O Ministério Público Federal (MPF) requisitou da prefeitura de Manaus, de forma imediata e urgente, informações sobre os profissionais de saúde já vacinados, a escala de trabalho dos profissionais na Unidade Básica de Saúde (UBS) Nilton Lins em janeiro e a lista de atendimentos realizados por eles na unidade de saúde nos dias 18 e 19 deste mês. A principal acusação sobre irregularidades na vacinação em Manaus envolve duas médicas vacinadas no dia 18 – a família das jovens é dona de hospitais e universidades particulares em Manaus, entre outros negócios.
“Os governantes municipais estão organizando as prioridades a partir daquilo que é orientado pelo Ministério da Saúde. As vacinas não são suficientes sequer para esse grupo prioritário e os governantes estão junto com os secretários de Saúde em permanente contato com o governo federal para definir essa prioridade”, garante o secretário-executivo da Frente Nacional de Prefeitos (FNP), Gilberto Perre.
Para ele, as supostas “furações de filas” devem ser, sim, apurados. “A FNP está orientando seus associados para seguirem com bastante rigor nessa fila, respeitando quem é prioridade.
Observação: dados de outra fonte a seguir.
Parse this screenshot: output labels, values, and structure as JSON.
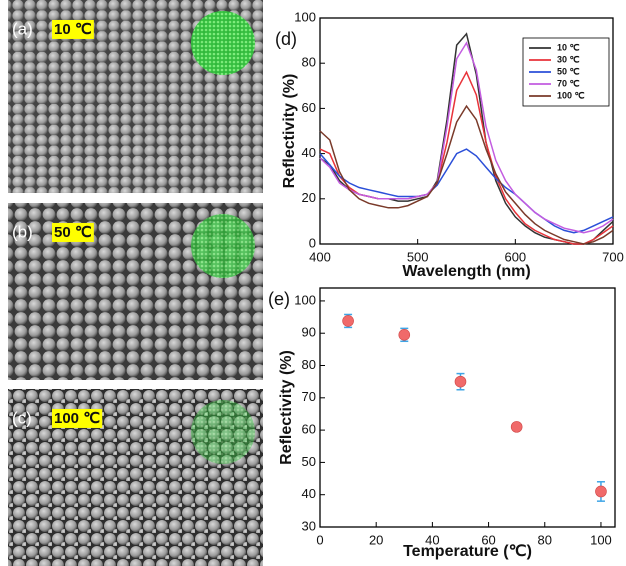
{
  "panels": [
    {
      "label": "(a)",
      "tag": "10 ℃"
    },
    {
      "label": "(b)",
      "tag": "50 ℃"
    },
    {
      "label": "(c)",
      "tag": "100 ℃"
    }
  ],
  "chart_data": [
    {
      "type": "line",
      "panel": "(d)",
      "xlabel": "Wavelength (nm)",
      "ylabel": "Reflectivity (%)",
      "xlim": [
        400,
        700
      ],
      "xticks": [
        400,
        500,
        600,
        700
      ],
      "ylim": [
        0,
        100
      ],
      "yticks": [
        0,
        20,
        40,
        60,
        80,
        100
      ],
      "grid": false,
      "legend": "upper right",
      "x": [
        400,
        410,
        420,
        430,
        440,
        450,
        460,
        470,
        480,
        490,
        500,
        510,
        520,
        530,
        540,
        550,
        560,
        570,
        580,
        590,
        600,
        610,
        620,
        630,
        640,
        650,
        660,
        670,
        680,
        690,
        700
      ],
      "series": [
        {
          "name": "10 ℃",
          "color": "#333333",
          "values": [
            38,
            35,
            28,
            24,
            22,
            21,
            20,
            20,
            19,
            19,
            20,
            21,
            28,
            55,
            88,
            93,
            75,
            45,
            28,
            18,
            12,
            8,
            5,
            3,
            2,
            1,
            0,
            0,
            2,
            6,
            10
          ]
        },
        {
          "name": "30 ℃",
          "color": "#e8333a",
          "values": [
            42,
            40,
            30,
            25,
            22,
            21,
            20,
            20,
            20,
            20,
            21,
            22,
            27,
            45,
            68,
            76,
            66,
            45,
            30,
            20,
            14,
            9,
            6,
            4,
            2,
            1,
            0,
            0,
            2,
            5,
            8
          ]
        },
        {
          "name": "50 ℃",
          "color": "#2b4fd8",
          "values": [
            40,
            35,
            30,
            27,
            25,
            24,
            23,
            22,
            21,
            21,
            21,
            22,
            26,
            33,
            40,
            42,
            39,
            34,
            29,
            25,
            22,
            18,
            14,
            11,
            8,
            6,
            5,
            6,
            8,
            10,
            12
          ]
        },
        {
          "name": "70 ℃",
          "color": "#c35ce0",
          "values": [
            38,
            34,
            27,
            24,
            22,
            21,
            20,
            20,
            20,
            20,
            21,
            22,
            27,
            52,
            82,
            89,
            77,
            52,
            37,
            28,
            22,
            18,
            14,
            11,
            9,
            7,
            6,
            5,
            6,
            8,
            11
          ]
        },
        {
          "name": "100 ℃",
          "color": "#7a3a2a",
          "values": [
            50,
            46,
            32,
            24,
            20,
            18,
            17,
            16,
            16,
            17,
            19,
            21,
            27,
            40,
            54,
            61,
            55,
            42,
            31,
            23,
            18,
            13,
            9,
            6,
            4,
            2,
            1,
            0,
            1,
            3,
            6
          ]
        }
      ]
    },
    {
      "type": "scatter",
      "panel": "(e)",
      "xlabel": "Temperature (℃)",
      "ylabel": "Reflectivity (%)",
      "xlim": [
        0,
        105
      ],
      "xticks": [
        0,
        20,
        40,
        60,
        80,
        100
      ],
      "ylim": [
        30,
        104
      ],
      "yticks": [
        30,
        40,
        50,
        60,
        70,
        80,
        90,
        100
      ],
      "grid": false,
      "color": "#f06a6a",
      "error_color": "#3ea5e6",
      "x": [
        10,
        30,
        50,
        70,
        100
      ],
      "values": [
        93.8,
        89.5,
        75,
        61,
        41
      ],
      "errors": [
        2,
        2,
        2.5,
        1,
        3
      ]
    }
  ]
}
A população pode ajudar fiscalizando e os governantes podem ajudar oferecendo transparência dessas informações, de tal forma que as prioridades sejam obedecidas”, reforça Perre.
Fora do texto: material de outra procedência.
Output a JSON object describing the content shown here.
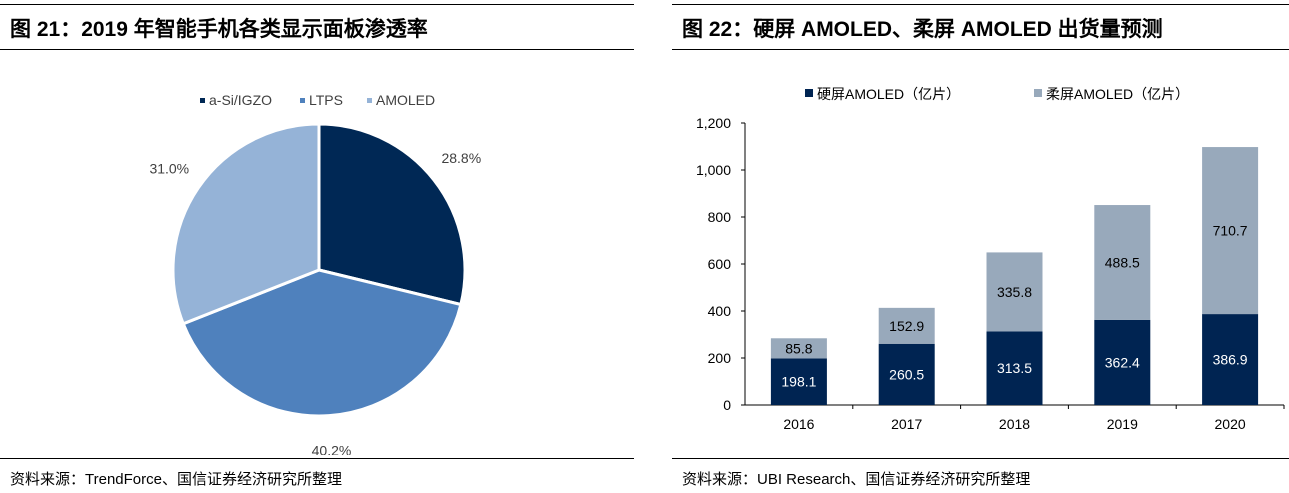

Outros estados também são alvos de investigação. Municípios da Bahia, Ceará, Pernambuco e Sergipe também enfrentaram os chamados “fura-filas” no esquema de vacinação, incluindo prefeitos e pessoas em cargos públicos. Lembrando que, nesse primeiro momento, por conta da escassez de doses, só vacinam profissionais da saúde que estiveram na linha de frente contra a doença, idosos em asilos e indígenas que vivem em aldeias.
“Os gestores municipais devem observar e garantir a vacinação dos grupos prioritários (grupos de risco e vulneráveis), sem qualquer alteração, seja porque se trata de vacinação aprovada apenas com uso emergencial, seja diante de um cenário de escassez de vacinas”, explica a advogada especialista em saúde e direito médico Mérces da Silva Nunes.
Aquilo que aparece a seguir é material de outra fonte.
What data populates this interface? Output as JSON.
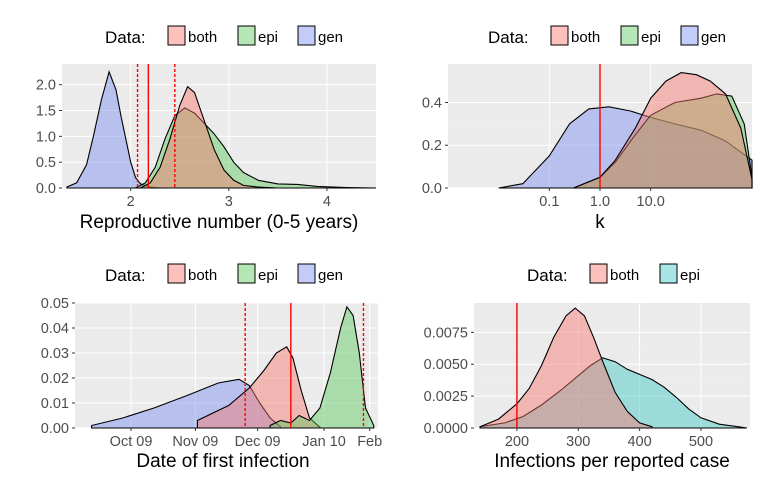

Ela alerta para as consequências em casos de desvio. “Uma provável abertura de processo por improbidade administrativa, sem prejuízo de outras penalidades (multa e detenção) que poderão ser aplicadas também aos demais envolvidos.”
Crime
O MPF orienta a população a ajudar no combate aos desvios na vacina. Segundo o Ministério, se a pessoa presenciou ou recebeu informações de fontes confiáveis sobre episódios de desvio de vacinas contra a Covid-19 deve denunciar ao MP, visto que a prática é considerada crime.
Pelo celular, é possível baixar o aplicativo MPF Serviços ou registrar a denúncia diretamente na Sala de Atendimento ao Cidadão. Além disso, o cidadão pode acionar o Ministério Público Estadual e o Ministério Público de Contas. Todos esses órgãos estão atuando de forma conjunta para apurar as denúncias de fraudes.
Para denunciar, o MP orienta reunir o máximo de informações possíveis, como fotos, vídeo, mensagens, data da ocorrência, local e nomes de possíveis envolvidos. Esse material pode ser enviado pelos canais virtuais de atendimento.
Qualquer pessoa que não se encaixe nos critérios para vacinação nesse primeiro momento e tenha vacinado deve ser denunciada. Segundo os MPs, a prática pode ser enquadrada como improbidade administrativa – a vacina contra Covid-19 é um bem público, já que foi custeada com verbas públicas, além de ser oferecida gratuitamente à população. Por isso, o MP reforça a importância de se respeitar os critérios definidos pelas autoridades de saúde para priorização.
Entre as penalidades, o responsável pelo ato pode ser punido não só criminalmente, mas pode até perder o cargo ou função pública, caso seja servidor ou agente público, e ser condenado a pagar multa até 100 vezes o valor do salário que recebe.